Vielen Dank für Deine Nachfrage, Caldza. In der Tat ist dieser Punkt umstritten. Im Zivilrecht hat der BGH in einer einzigen (!) Entscheidung bezüglich der Sachqualität danach differenziert, ob ein Körperbestandteil (Spendersamen) vorübergehend oder dauerhaft entfernt werden soll. Ob er im Zivilrecht daran noch festhält, ist fraglich. Jedenfalls im Strafrecht lehnt der überwiegende Teil der Literatur die Unterscheidung aus den in der Aufgabe genannten Gründen ab (s. Quellen). Die Unterscheidung Deines Repetitoriums würden wir insofern jedenfalls im Strafrecht nicht teilen :-). Beste Grüße, Lukas - für das Jurafuchs-Team

ENU

ehemalige:r Nutzer:in

15.12.2021, 18:11:05

Vielen Dank Lukas. Ich habe nochmal im Skript nachgelesen. Hier wird auch das Beispiel einer Spende genannt.

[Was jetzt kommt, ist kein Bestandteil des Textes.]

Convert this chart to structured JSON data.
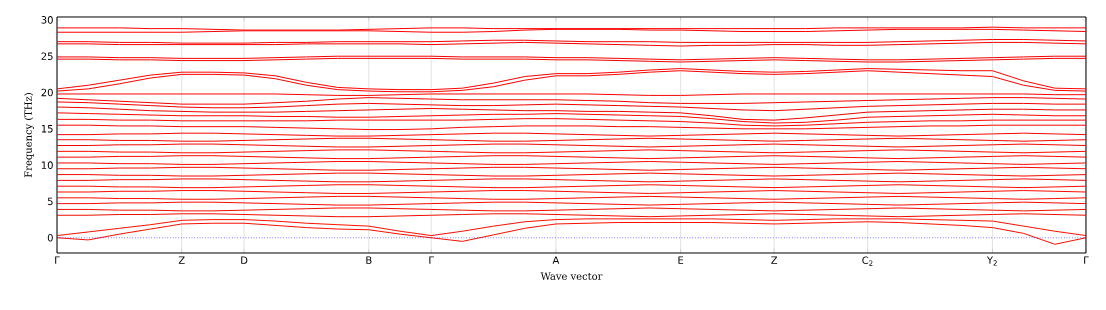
{
  "chart_data": {
    "type": "line",
    "xlabel": "Wave vector",
    "ylabel": "Frequency (THz)",
    "grid": "x",
    "marker": "none",
    "line_style": "solid",
    "categories": [
      "Γ",
      null,
      null,
      null,
      "Z",
      null,
      "D",
      null,
      null,
      null,
      "B",
      null,
      "Γ",
      null,
      null,
      null,
      "A",
      null,
      null,
      null,
      "E",
      null,
      null,
      "Z",
      null,
      null,
      "C$_{2}$",
      null,
      null,
      null,
      "Y$_{2}$",
      null,
      null,
      "Γ"
    ],
    "ylim": [
      -2.1,
      30.4
    ],
    "yticks": [
      0,
      5,
      10,
      15,
      20,
      25,
      30
    ],
    "ref_lines": [
      {
        "axis": "y",
        "value": 0,
        "color": "#0000ff",
        "line_style": "dotted"
      }
    ],
    "series": [
      {
        "color": "#ff0000",
        "values": [
          28.9,
          28.9,
          28.9,
          28.8,
          28.8,
          28.7,
          28.6,
          28.6,
          28.6,
          28.6,
          28.7,
          28.8,
          28.9,
          28.9,
          28.8,
          28.8,
          28.8,
          28.8,
          28.8,
          28.8,
          28.8,
          28.8,
          28.8,
          28.8,
          28.8,
          28.9,
          28.9,
          28.9,
          28.9,
          28.9,
          29.0,
          28.9,
          28.9,
          28.9
        ]
      },
      {
        "color": "#fc0000",
        "values": [
          28.3,
          28.3,
          28.3,
          28.3,
          28.3,
          28.4,
          28.5,
          28.5,
          28.5,
          28.5,
          28.5,
          28.4,
          28.3,
          28.3,
          28.4,
          28.6,
          28.7,
          28.7,
          28.7,
          28.6,
          28.6,
          28.5,
          28.4,
          28.4,
          28.4,
          28.5,
          28.6,
          28.7,
          28.7,
          28.7,
          28.7,
          28.6,
          28.5,
          28.4
        ]
      },
      {
        "color": "#f90000",
        "values": [
          27.0,
          27.0,
          26.9,
          26.9,
          26.8,
          26.8,
          26.8,
          26.9,
          26.9,
          27.0,
          27.0,
          27.0,
          27.0,
          27.1,
          27.2,
          27.2,
          27.1,
          27.0,
          27.0,
          27.0,
          26.9,
          26.9,
          26.9,
          26.9,
          26.9,
          26.9,
          26.9,
          27.0,
          27.1,
          27.2,
          27.3,
          27.3,
          27.2,
          27.1
        ]
      },
      {
        "color": "#f60000",
        "values": [
          26.7,
          26.7,
          26.6,
          26.6,
          26.6,
          26.6,
          26.6,
          26.6,
          26.7,
          26.7,
          26.7,
          26.7,
          26.6,
          26.7,
          26.8,
          26.9,
          26.8,
          26.7,
          26.6,
          26.5,
          26.4,
          26.5,
          26.5,
          26.6,
          26.6,
          26.5,
          26.5,
          26.6,
          26.7,
          26.8,
          26.9,
          26.9,
          26.8,
          26.7
        ]
      },
      {
        "color": "#f30000",
        "values": [
          24.9,
          24.9,
          24.8,
          24.8,
          24.7,
          24.7,
          24.7,
          24.8,
          24.9,
          25.0,
          25.0,
          25.0,
          25.0,
          24.9,
          24.9,
          24.9,
          24.8,
          24.8,
          24.7,
          24.6,
          24.5,
          24.6,
          24.7,
          24.8,
          24.7,
          24.6,
          24.5,
          24.5,
          24.6,
          24.7,
          24.8,
          24.9,
          25.0,
          25.0
        ]
      },
      {
        "color": "#f00000",
        "values": [
          24.6,
          24.6,
          24.5,
          24.5,
          24.4,
          24.4,
          24.4,
          24.5,
          24.6,
          24.7,
          24.7,
          24.7,
          24.7,
          24.6,
          24.6,
          24.6,
          24.5,
          24.5,
          24.4,
          24.3,
          24.2,
          24.3,
          24.4,
          24.5,
          24.4,
          24.3,
          24.2,
          24.2,
          24.3,
          24.4,
          24.5,
          24.6,
          24.7,
          24.7
        ]
      },
      {
        "color": "#ff0300",
        "values": [
          20.5,
          21.0,
          21.7,
          22.4,
          22.8,
          22.8,
          22.7,
          22.3,
          21.4,
          20.7,
          20.5,
          20.4,
          20.4,
          20.6,
          21.3,
          22.2,
          22.6,
          22.6,
          22.8,
          23.1,
          23.3,
          23.1,
          22.9,
          22.8,
          22.9,
          23.1,
          23.3,
          23.2,
          23.1,
          23.0,
          23.0,
          21.6,
          20.6,
          20.5
        ]
      },
      {
        "color": "#fc0300",
        "values": [
          20.2,
          20.5,
          21.2,
          22.0,
          22.5,
          22.5,
          22.4,
          21.9,
          21.0,
          20.4,
          20.2,
          20.1,
          20.1,
          20.3,
          20.8,
          21.7,
          22.3,
          22.3,
          22.5,
          22.8,
          23.0,
          22.8,
          22.6,
          22.5,
          22.6,
          22.8,
          23.0,
          22.8,
          22.6,
          22.4,
          22.2,
          21.0,
          20.3,
          20.2
        ]
      },
      {
        "color": "#f90300",
        "values": [
          19.8,
          19.8,
          19.8,
          19.8,
          19.8,
          19.8,
          19.8,
          19.8,
          19.7,
          19.6,
          19.6,
          19.7,
          19.8,
          19.8,
          19.8,
          19.8,
          19.8,
          19.8,
          19.7,
          19.6,
          19.6,
          19.7,
          19.8,
          19.8,
          19.8,
          19.8,
          19.8,
          19.8,
          19.8,
          19.8,
          19.8,
          19.8,
          19.7,
          19.7
        ]
      },
      {
        "color": "#f60300",
        "values": [
          19.2,
          19.0,
          18.8,
          18.6,
          18.4,
          18.4,
          18.4,
          18.6,
          18.8,
          19.1,
          19.3,
          19.2,
          19.1,
          19.0,
          19.0,
          19.0,
          19.0,
          18.9,
          18.8,
          18.6,
          18.5,
          18.5,
          18.5,
          18.6,
          18.7,
          18.8,
          18.9,
          19.0,
          19.1,
          19.2,
          19.3,
          19.3,
          19.2,
          19.1
        ]
      },
      {
        "color": "#f30300",
        "values": [
          18.7,
          18.6,
          18.4,
          18.2,
          18.0,
          17.9,
          17.9,
          18.0,
          18.2,
          18.4,
          18.5,
          18.4,
          18.3,
          18.2,
          18.2,
          18.3,
          18.4,
          18.3,
          18.2,
          18.1,
          18.0,
          17.8,
          17.6,
          17.5,
          17.7,
          17.9,
          18.1,
          18.2,
          18.3,
          18.4,
          18.5,
          18.5,
          18.4,
          18.4
        ]
      },
      {
        "color": "#f00300",
        "values": [
          18.0,
          17.9,
          17.7,
          17.5,
          17.4,
          17.3,
          17.3,
          17.3,
          17.4,
          17.5,
          17.6,
          17.7,
          17.8,
          17.7,
          17.6,
          17.5,
          17.5,
          17.4,
          17.4,
          17.3,
          17.2,
          16.8,
          16.3,
          16.2,
          16.5,
          16.9,
          17.3,
          17.4,
          17.5,
          17.6,
          17.7,
          17.7,
          17.6,
          17.6
        ]
      },
      {
        "color": "#ff0600",
        "values": [
          17.2,
          17.1,
          17.0,
          16.9,
          16.8,
          16.8,
          16.8,
          16.7,
          16.7,
          16.6,
          16.6,
          16.7,
          16.8,
          16.9,
          17.0,
          17.0,
          17.1,
          17.0,
          16.9,
          16.8,
          16.7,
          16.4,
          16.0,
          15.8,
          15.9,
          16.2,
          16.6,
          16.7,
          16.8,
          16.9,
          17.0,
          16.9,
          16.8,
          16.8
        ]
      },
      {
        "color": "#fc0600",
        "values": [
          16.3,
          16.3,
          16.2,
          16.2,
          16.1,
          16.1,
          16.1,
          16.1,
          16.1,
          16.2,
          16.2,
          16.2,
          16.2,
          16.2,
          16.3,
          16.4,
          16.4,
          16.3,
          16.2,
          16.1,
          16.0,
          15.8,
          15.5,
          15.4,
          15.5,
          15.7,
          15.9,
          16.0,
          16.1,
          16.1,
          16.2,
          16.2,
          16.2,
          16.2
        ]
      },
      {
        "color": "#f90600",
        "values": [
          15.5,
          15.5,
          15.4,
          15.4,
          15.3,
          15.3,
          15.3,
          15.2,
          15.1,
          15.0,
          14.9,
          14.9,
          15.0,
          15.2,
          15.3,
          15.4,
          15.4,
          15.4,
          15.3,
          15.3,
          15.2,
          15.1,
          15.0,
          15.0,
          15.0,
          15.1,
          15.2,
          15.3,
          15.4,
          15.4,
          15.5,
          15.5,
          15.5,
          15.5
        ]
      },
      {
        "color": "#f60600",
        "values": [
          14.2,
          14.2,
          14.3,
          14.3,
          14.4,
          14.4,
          14.3,
          14.2,
          14.1,
          14.0,
          14.0,
          14.1,
          14.2,
          14.3,
          14.4,
          14.4,
          14.3,
          14.2,
          14.1,
          14.0,
          14.1,
          14.2,
          14.3,
          14.4,
          14.3,
          14.2,
          14.1,
          14.0,
          14.1,
          14.2,
          14.3,
          14.4,
          14.3,
          14.2
        ]
      },
      {
        "color": "#f30600",
        "values": [
          13.5,
          13.5,
          13.4,
          13.4,
          13.3,
          13.3,
          13.4,
          13.5,
          13.6,
          13.7,
          13.7,
          13.6,
          13.5,
          13.4,
          13.3,
          13.3,
          13.4,
          13.5,
          13.6,
          13.7,
          13.6,
          13.5,
          13.4,
          13.3,
          13.4,
          13.5,
          13.6,
          13.7,
          13.6,
          13.5,
          13.4,
          13.3,
          13.4,
          13.5
        ]
      },
      {
        "color": "#f00600",
        "values": [
          12.7,
          12.7,
          12.8,
          12.8,
          12.9,
          12.9,
          12.8,
          12.7,
          12.6,
          12.5,
          12.5,
          12.6,
          12.7,
          12.8,
          12.9,
          12.9,
          12.8,
          12.7,
          12.6,
          12.5,
          12.6,
          12.7,
          12.8,
          12.9,
          12.8,
          12.7,
          12.6,
          12.5,
          12.6,
          12.7,
          12.8,
          12.9,
          12.8,
          12.7
        ]
      },
      {
        "color": "#ff0900",
        "values": [
          11.9,
          11.9,
          11.8,
          11.8,
          11.7,
          11.7,
          11.8,
          11.9,
          12.0,
          12.1,
          12.1,
          12.0,
          11.9,
          11.8,
          11.7,
          11.7,
          11.8,
          11.9,
          12.0,
          12.1,
          12.0,
          11.9,
          11.8,
          11.7,
          11.8,
          11.9,
          12.0,
          12.1,
          12.0,
          11.9,
          11.8,
          11.7,
          11.8,
          11.9
        ]
      },
      {
        "color": "#fc0900",
        "values": [
          11.1,
          11.1,
          11.2,
          11.2,
          11.3,
          11.3,
          11.2,
          11.1,
          11.0,
          10.9,
          10.9,
          11.0,
          11.1,
          11.2,
          11.3,
          11.3,
          11.2,
          11.1,
          11.0,
          10.9,
          11.0,
          11.1,
          11.2,
          11.3,
          11.2,
          11.1,
          11.0,
          10.9,
          11.0,
          11.1,
          11.2,
          11.3,
          11.2,
          11.1
        ]
      },
      {
        "color": "#f90900",
        "values": [
          10.3,
          10.3,
          10.2,
          10.2,
          10.1,
          10.1,
          10.2,
          10.3,
          10.4,
          10.5,
          10.5,
          10.4,
          10.3,
          10.2,
          10.1,
          10.1,
          10.2,
          10.3,
          10.4,
          10.5,
          10.4,
          10.3,
          10.2,
          10.1,
          10.2,
          10.3,
          10.4,
          10.5,
          10.4,
          10.3,
          10.2,
          10.1,
          10.2,
          10.3
        ]
      },
      {
        "color": "#f60900",
        "values": [
          9.5,
          9.5,
          9.6,
          9.6,
          9.7,
          9.7,
          9.6,
          9.5,
          9.4,
          9.3,
          9.3,
          9.4,
          9.5,
          9.6,
          9.7,
          9.7,
          9.6,
          9.5,
          9.4,
          9.3,
          9.4,
          9.5,
          9.6,
          9.7,
          9.6,
          9.5,
          9.4,
          9.3,
          9.4,
          9.5,
          9.6,
          9.7,
          9.6,
          9.5
        ]
      },
      {
        "color": "#f30900",
        "values": [
          8.7,
          8.7,
          8.6,
          8.6,
          8.5,
          8.5,
          8.6,
          8.7,
          8.8,
          8.9,
          8.9,
          8.8,
          8.7,
          8.6,
          8.5,
          8.5,
          8.6,
          8.7,
          8.8,
          8.9,
          8.8,
          8.7,
          8.6,
          8.5,
          8.6,
          8.7,
          8.8,
          8.9,
          8.8,
          8.7,
          8.6,
          8.5,
          8.6,
          8.7
        ]
      },
      {
        "color": "#f00900",
        "values": [
          7.9,
          7.9,
          8.0,
          8.0,
          8.1,
          8.1,
          8.0,
          7.9,
          7.8,
          7.7,
          7.7,
          7.8,
          7.9,
          8.0,
          8.1,
          8.1,
          8.0,
          7.9,
          7.8,
          7.7,
          7.8,
          7.9,
          8.0,
          8.1,
          8.0,
          7.9,
          7.8,
          7.7,
          7.8,
          7.9,
          8.0,
          8.1,
          8.0,
          7.9
        ]
      },
      {
        "color": "#ff0c00",
        "values": [
          7.1,
          7.1,
          7.0,
          7.0,
          6.9,
          6.9,
          7.0,
          7.1,
          7.2,
          7.3,
          7.3,
          7.2,
          7.1,
          7.0,
          6.9,
          6.9,
          7.0,
          7.1,
          7.2,
          7.3,
          7.2,
          7.1,
          7.0,
          6.9,
          7.0,
          7.1,
          7.2,
          7.3,
          7.2,
          7.1,
          7.0,
          6.9,
          7.0,
          7.1
        ]
      },
      {
        "color": "#fc0c00",
        "values": [
          6.3,
          6.3,
          6.4,
          6.4,
          6.5,
          6.5,
          6.4,
          6.3,
          6.2,
          6.1,
          6.1,
          6.2,
          6.3,
          6.4,
          6.5,
          6.5,
          6.4,
          6.3,
          6.2,
          6.1,
          6.2,
          6.3,
          6.4,
          6.5,
          6.4,
          6.3,
          6.2,
          6.1,
          6.2,
          6.3,
          6.4,
          6.5,
          6.4,
          6.3
        ]
      },
      {
        "color": "#f90c00",
        "values": [
          5.5,
          5.5,
          5.4,
          5.4,
          5.3,
          5.3,
          5.4,
          5.5,
          5.6,
          5.7,
          5.7,
          5.6,
          5.5,
          5.4,
          5.3,
          5.3,
          5.4,
          5.5,
          5.6,
          5.7,
          5.6,
          5.5,
          5.4,
          5.3,
          5.4,
          5.5,
          5.6,
          5.7,
          5.6,
          5.5,
          5.4,
          5.3,
          5.4,
          5.5
        ]
      },
      {
        "color": "#f60c00",
        "values": [
          4.7,
          4.7,
          4.8,
          4.8,
          4.9,
          4.9,
          4.8,
          4.7,
          4.6,
          4.5,
          4.5,
          4.6,
          4.7,
          4.8,
          4.9,
          4.9,
          4.8,
          4.7,
          4.6,
          4.5,
          4.6,
          4.7,
          4.8,
          4.9,
          4.8,
          4.7,
          4.6,
          4.5,
          4.6,
          4.7,
          4.8,
          4.9,
          4.8,
          4.7
        ]
      },
      {
        "color": "#f30c00",
        "values": [
          3.9,
          3.9,
          3.8,
          3.8,
          3.7,
          3.7,
          3.8,
          3.9,
          4.0,
          4.1,
          4.1,
          4.0,
          3.9,
          3.8,
          3.7,
          3.7,
          3.8,
          3.9,
          4.0,
          4.1,
          4.0,
          3.9,
          3.8,
          3.7,
          3.8,
          3.9,
          4.0,
          4.1,
          4.0,
          3.9,
          3.8,
          3.7,
          3.8,
          3.9
        ]
      },
      {
        "color": "#f00c00",
        "values": [
          3.1,
          3.1,
          3.2,
          3.2,
          3.3,
          3.3,
          3.2,
          3.1,
          3.0,
          2.9,
          2.9,
          3.0,
          3.1,
          3.2,
          3.3,
          3.3,
          3.2,
          3.1,
          3.0,
          2.9,
          3.0,
          3.1,
          3.2,
          3.3,
          3.2,
          3.1,
          3.0,
          2.9,
          3.0,
          3.1,
          3.2,
          3.3,
          3.2,
          3.1
        ]
      },
      {
        "color": "#ff0f00",
        "values": [
          0.3,
          0.8,
          1.3,
          1.8,
          2.4,
          2.5,
          2.5,
          2.3,
          2.0,
          1.8,
          1.6,
          0.9,
          0.3,
          0.9,
          1.6,
          2.2,
          2.5,
          2.6,
          2.6,
          2.6,
          2.6,
          2.6,
          2.5,
          2.4,
          2.5,
          2.6,
          2.6,
          2.6,
          2.5,
          2.4,
          2.3,
          1.6,
          0.9,
          0.3
        ]
      },
      {
        "color": "#fc0f00",
        "values": [
          0,
          -0.3,
          0.5,
          1.2,
          1.9,
          2.0,
          2.0,
          1.7,
          1.4,
          1.2,
          1.1,
          0.5,
          0,
          -0.5,
          0.4,
          1.3,
          1.9,
          2.0,
          2.1,
          2.1,
          2.1,
          2.1,
          2.0,
          1.9,
          2.0,
          2.1,
          2.2,
          2.1,
          1.9,
          1.7,
          1.4,
          0.6,
          -0.9,
          0
        ]
      }
    ]
  }
}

Aber naja nun kennt man beide Ansichten 🙂

Lukas_Mengestu

Lukas_Mengestu

15.12.2021, 18:52:49

Alles klar, danke für die Rückmeldung! Das schöne in der Klausur ist, dass Du Dich letztlich frei entscheiden darfst. Du darfst nur nicht vergesen, deinen Weg zu begründen :-)

FO

forste35

21.11.2024, 11:40:20

Ob Blut laut BGH eine Sache ist, wenn es zurückgeführt werden soll ist umstritten! Bitte um eine Ergänzung dahingehend :)

Juraganter

Juraganter

21.11.2024, 13:32:08

Falls damit die uneindeutige Fragestellung gemeint ist, stimme ich zu. In der Erklärung wird es nämlich erwähnt.